Le 25 septembre dernier a été diffusé le premier épisode de la nouvelle série philippine Gaya Sa Pelikula. Si la comédie romantique met en scène deux garçons obligés de cohabiter, la réalité aux Philippines est tout autre.
Écrite par Juan Miguel Severo et produite par Globe Studios sous la direction de Jaime Habac Jr, cette série raconte l’histoire de Karl, étudiant en architecture en pleine crise d’identité et Vladimir, jeune adulte appartenant à la communauté LGBTQ+I fuyant sa famille.
« Longue vie aux personnes gays aux Philippines […] J’étais gay […] je suis guéri » déclarait en 2019 Rodrigo Duterte, président de la République des Philippines, lors d’une conférence au Japon. Paradoxales, ces phrases illustrent la relation complexe entre le système politique et la communauté LGBTQ+I aux Philippines. D’ailleurs, si Duterte disait être pour la légalisation du mariage entre personnes de même sexe avant son mandat, il a depuis changé de position.

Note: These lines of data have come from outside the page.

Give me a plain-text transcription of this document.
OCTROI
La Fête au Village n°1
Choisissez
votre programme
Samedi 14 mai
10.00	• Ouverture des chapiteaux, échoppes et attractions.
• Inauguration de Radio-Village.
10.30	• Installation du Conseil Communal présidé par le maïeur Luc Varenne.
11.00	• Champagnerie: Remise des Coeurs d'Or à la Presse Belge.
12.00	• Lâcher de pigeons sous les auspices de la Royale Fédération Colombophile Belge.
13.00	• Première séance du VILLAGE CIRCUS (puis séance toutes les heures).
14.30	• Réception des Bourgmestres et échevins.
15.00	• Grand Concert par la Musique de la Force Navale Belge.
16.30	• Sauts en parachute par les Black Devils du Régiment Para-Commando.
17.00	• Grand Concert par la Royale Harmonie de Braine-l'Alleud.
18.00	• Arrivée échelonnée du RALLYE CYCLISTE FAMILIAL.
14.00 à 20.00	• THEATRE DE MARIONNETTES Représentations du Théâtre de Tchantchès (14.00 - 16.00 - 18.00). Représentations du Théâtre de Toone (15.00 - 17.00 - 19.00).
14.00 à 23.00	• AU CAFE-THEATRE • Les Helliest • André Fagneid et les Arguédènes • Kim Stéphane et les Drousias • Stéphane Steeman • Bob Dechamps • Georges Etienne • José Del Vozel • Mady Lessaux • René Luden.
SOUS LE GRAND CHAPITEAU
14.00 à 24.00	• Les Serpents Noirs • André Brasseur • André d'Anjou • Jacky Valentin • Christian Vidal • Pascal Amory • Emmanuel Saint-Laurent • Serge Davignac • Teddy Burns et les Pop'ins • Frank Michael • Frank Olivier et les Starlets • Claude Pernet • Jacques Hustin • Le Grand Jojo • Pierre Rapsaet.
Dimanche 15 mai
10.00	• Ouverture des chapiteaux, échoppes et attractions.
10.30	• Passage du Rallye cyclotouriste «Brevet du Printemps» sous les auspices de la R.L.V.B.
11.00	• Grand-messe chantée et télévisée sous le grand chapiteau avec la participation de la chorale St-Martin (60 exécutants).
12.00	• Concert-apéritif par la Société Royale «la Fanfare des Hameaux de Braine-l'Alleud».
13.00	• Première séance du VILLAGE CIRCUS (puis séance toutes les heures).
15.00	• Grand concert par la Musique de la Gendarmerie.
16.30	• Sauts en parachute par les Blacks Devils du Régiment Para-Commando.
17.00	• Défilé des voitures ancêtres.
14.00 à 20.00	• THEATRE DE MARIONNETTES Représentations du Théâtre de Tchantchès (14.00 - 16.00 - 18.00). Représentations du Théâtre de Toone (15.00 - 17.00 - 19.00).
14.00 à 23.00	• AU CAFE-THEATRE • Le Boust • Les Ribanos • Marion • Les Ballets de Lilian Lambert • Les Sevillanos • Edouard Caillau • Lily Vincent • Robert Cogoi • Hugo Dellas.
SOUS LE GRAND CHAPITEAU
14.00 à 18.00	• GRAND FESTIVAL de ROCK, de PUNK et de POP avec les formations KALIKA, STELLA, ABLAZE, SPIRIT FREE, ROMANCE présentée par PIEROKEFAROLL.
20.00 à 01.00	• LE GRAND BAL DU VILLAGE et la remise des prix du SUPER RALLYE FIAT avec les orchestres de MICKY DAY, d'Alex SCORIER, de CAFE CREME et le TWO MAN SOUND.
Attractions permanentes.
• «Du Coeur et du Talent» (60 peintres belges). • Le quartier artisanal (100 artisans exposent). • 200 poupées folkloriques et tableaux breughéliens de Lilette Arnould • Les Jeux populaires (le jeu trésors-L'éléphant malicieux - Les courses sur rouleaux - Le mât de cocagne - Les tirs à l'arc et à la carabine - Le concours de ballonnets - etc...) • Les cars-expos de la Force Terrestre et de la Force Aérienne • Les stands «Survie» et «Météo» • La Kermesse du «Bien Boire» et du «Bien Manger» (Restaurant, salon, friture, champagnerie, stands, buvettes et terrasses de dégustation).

Signataires depuis 2014 de la résolution du Conseil des droits de l’homme des Nations Unies condamnant les discriminations et les violences fondées sur l’orientation sexuelle et l’identité de genre, les Philippines ont également ratifié plusieurs autres pactes et conventions internationales. Pourtant, les membres de la communauté LGBTQ+I subissent encore des discriminations au quotidien. Le 28 octobre dernier, le maire de Manille, Isko Moreno, a rejoint Quezon City et d’autres villes en signant une ordonnance sur la protection des personnes LGBTQ+I. C’est une avancée dans un pays qui ne possède pas encore de loi fédérale pour lutter contre ces discriminations.
Une croyance qui influence
Les Philippins sont très croyants. Selon un rapport français réalisé par l’Office français de protection des réfugiés et apatrides (OFPRA) en 2018, sur 107 millions d’habitants, le pays compte environ 90% de chrétiens parmi lesquels 80% sont catholiques. L’Église catholique, très hostile, a contribué, d’après le rapport, à renforcer les inégalités vécues par les membres de la communauté.
Cependant, l’opinion publique semble peu à peu changer. C’est ce que dit *Kurt, un jeune Philippin qui a préféré garder l’anonymat par peur d’ostracisation sociale et familiale : « Venant d’un pays chrétien, je constate que certains Philippins sont plus sensibles et acceptent [davantage] les droits LGBT par rapport aux décennies précédentes.»
L’ascension fulgurante de la représentation dans les médias et plateformes
En parallèle, la représentation médiatique et culturelle semble prendre de l’ampleur. Ces dernières années, des médias, des journaux, des films et des séries en faveur de la communauté se sont multipliés. Une réalité qui s’explique par le changement des modes de distributions selon Juan Miguel Severo, créateur de la série Gaya Sa Pelikula diffusée sur YouTube. « Les grandes entreprises médiatiques ne sont pas vraiment désireuses de présenter des histoires queers. YouTube est disponible pour tout le monde. Il y a désormais un marché en hausse pour ces séries, puisque nous le saturons lentement. »
Un nouveau genre est apparu ces dernières années : BL ou Boys’ Love (Yaoi) dont Gaya Sa Pelikula fait partie. Selon Kurt, il permet de réunir les spectateurs et spectatrices: « Depuis l’ascension du genre BL, graduellement, certains Philippins acceptent et savent que certains téléspectateurs ne sont pas membres LGBTQ+I. Cela fait chaud au cœur que ce genre soit reconnu non seulement par les Philippins, mais aussi par le monde entier. »
La série n’aura pas eu à prouver son succès, comme l’explique Kren Yap, un de ses producteurs:
« Nous avons déjà atteint le million [de téléspectateurs] pour le premier épisode et cela en dit long pour nous, car il y a beaucoup de séries BL qui sortent en trois mois. Cela signifie que nous racontons bien notre histoire et que nous touchons le cœur et la vie de beaucoup de gens. »
Une aide et un but précieux
L’augmentation de la représentativité des personnes LGBTQ+I sur la scène culturelle a été bénéfique. « Ces plateformes sont basées sur les expériences de la communauté, explique Kurt. La série montre les conflits entre les familles, les amis et la société et aussi la lutte pour découvrir notre identité. [...] Les Philippins apprennent que les LGBTQ+I font partie de la collectivité et qu'ils ne sont pas différents des autres sexes.»
C’est également l’occasion pour Kren Yap de montrer que « normaliser les amours queers n'est pas seulement pour les queers. C'est un thème universel auquel tout le monde peut s'identifier! »
La série a su conquérir le cœur des téléspectateurs du monde entier, se révélant être une aide précieuse. Malgré le contexte social, religieux et politique, la série trouve sa place aux Philippines et les opinions changent progressivement.